There are endless possibilities for using this text, but if you are the kind of person who likes a bit of a sequence, read on…
Using the book as part of a project on ‘amazing animals’, precede the actual reading of it with a week of experiences and research focusing on animals, including some or all of the following.
Introduce Sunny – either through an image or a meerkat stuffed toy, it will be a good investment! Read the whole text using a visualiser to amplify the images on your IWB. The illustrations convey as much as the text, and children can be helped to understand events, feelings, character details and motivations by close reading of both.
Re-read and talk about the postcards Sunny sends from each location – layout, language, text conventions (e.g. brackets) and discuss the information they give about where he is and what his current relative is like. Collect information under headings such as: Where he is? What does he eat? What the weather is like? What does he do? What does he like / dislike?
Take photos of Sunny at the local park, eating something, in different weather, etc. Share these images with the children, explaining they where taken on Sunny’s latest adventure. Model writing a postcard from Sunny to his family, using the information headings to structure the content. The children can then conduct a guided tour of the school with Sunny, taking photos of him in different places, answering any questions he may have and ‘helping’ him join in activities. The children can then write their own postcard from Sunny about his trip to their school.
Read examples of nonchronological reports about animals and start to develop a bank of common features. Use role-play and games such as ‘Professor Know it All’* to develop the language and sentence constructions of reports.
Use Pie Corbett’s Talk for Writing sequence (Imitation- Innovation-Invention), with a final outcome of a mini-leaflet or Wikipedia page. Start with teaching an oral report on meerkats to the class, using a text map to support the process. An example text could start: ‘Meerkats are a type of mongoose. They live in the desert in Africa. Usually they live in family groups. This protects them from predators.’
Once the children have learnt the text, then innovate with another animal, using facts gathered in the first week. Create a whole class report together orally and practise it, then allow the children to make up their own oral versions about the animal they researched in week one.
Model writing a report based on the oral version created by the whole class and then support the children in writing their own. Collate and publish these reports in a laminated booklet, folder or on the school’s website. Read aloud to other classes, parents or as part of a presentation during assembly.
This is a great example of a journey story, with Sunny travelling the world and then returning back home, hopefully a more contented meerkat. Write an oral version of the story in the past tense, including more story connectives, e.g. After that, Eventually, etc. and learn it.

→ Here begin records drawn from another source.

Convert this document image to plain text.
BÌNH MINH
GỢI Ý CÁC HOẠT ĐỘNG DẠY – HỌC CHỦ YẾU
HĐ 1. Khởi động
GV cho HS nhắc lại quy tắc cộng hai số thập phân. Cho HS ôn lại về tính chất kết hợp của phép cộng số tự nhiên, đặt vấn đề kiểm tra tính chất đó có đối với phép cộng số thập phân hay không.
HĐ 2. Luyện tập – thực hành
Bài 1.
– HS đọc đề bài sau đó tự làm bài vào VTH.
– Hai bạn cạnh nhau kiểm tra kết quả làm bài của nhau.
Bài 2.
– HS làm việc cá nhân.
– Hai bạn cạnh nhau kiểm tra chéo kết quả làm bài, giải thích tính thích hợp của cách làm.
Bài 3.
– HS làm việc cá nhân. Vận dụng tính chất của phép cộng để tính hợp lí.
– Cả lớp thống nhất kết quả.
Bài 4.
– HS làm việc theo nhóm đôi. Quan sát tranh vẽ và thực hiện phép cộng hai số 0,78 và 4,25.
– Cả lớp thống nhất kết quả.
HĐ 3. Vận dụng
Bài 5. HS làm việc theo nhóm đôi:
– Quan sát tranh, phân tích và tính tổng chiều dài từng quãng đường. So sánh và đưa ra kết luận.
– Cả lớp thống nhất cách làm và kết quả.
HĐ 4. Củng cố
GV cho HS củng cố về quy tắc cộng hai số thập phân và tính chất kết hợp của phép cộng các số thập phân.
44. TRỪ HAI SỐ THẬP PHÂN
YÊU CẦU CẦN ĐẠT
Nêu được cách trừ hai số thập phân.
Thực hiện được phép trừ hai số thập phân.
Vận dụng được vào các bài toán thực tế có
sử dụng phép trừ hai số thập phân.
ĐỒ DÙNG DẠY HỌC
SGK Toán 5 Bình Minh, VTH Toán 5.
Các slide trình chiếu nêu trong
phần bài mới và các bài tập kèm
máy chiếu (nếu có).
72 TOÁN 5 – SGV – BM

An innovated version might involve Sunny trying to find a home at the seaside, in the supermarket, at an indoor play area – choose a place that will be familiar to the children. Or, if you would like to provide a little more challenge, you could also change the main character to another animal. This would mean that children’s versions could draw on information gained in their research. The written stories could then be made into a whole class book and included in the book area, read aloud in a story-share or recorded as a podcast.
Create an eye-catching display of the story, including scanned and enlarged images (remember the five percent rule) and samples of the children’s writing which are large enough to be read easily, e.g. postcards and labels. Include the map of Sunny’s journey and the school guided tour photos with labels. Another display could be created for ‘amazing animals’, which might include the mini-leaflets, photos, Top Trumps cards etc.
Exciting provocations can often result in more enthusiastic written work – for instance: Who did it?: The Sunny Kidnap scenario. ‘Trash’ the classroom the night before (it doesn’t have to be too realistic!), then establish the culprit the next morning with the children by looking for clues. Find a ransom note from the jackal, demanding a safe home away from the annoying meerkats and an endless supply of food, in return for Sunny. Write a note back to him with the children and begin a written dialogue, negotiating terms.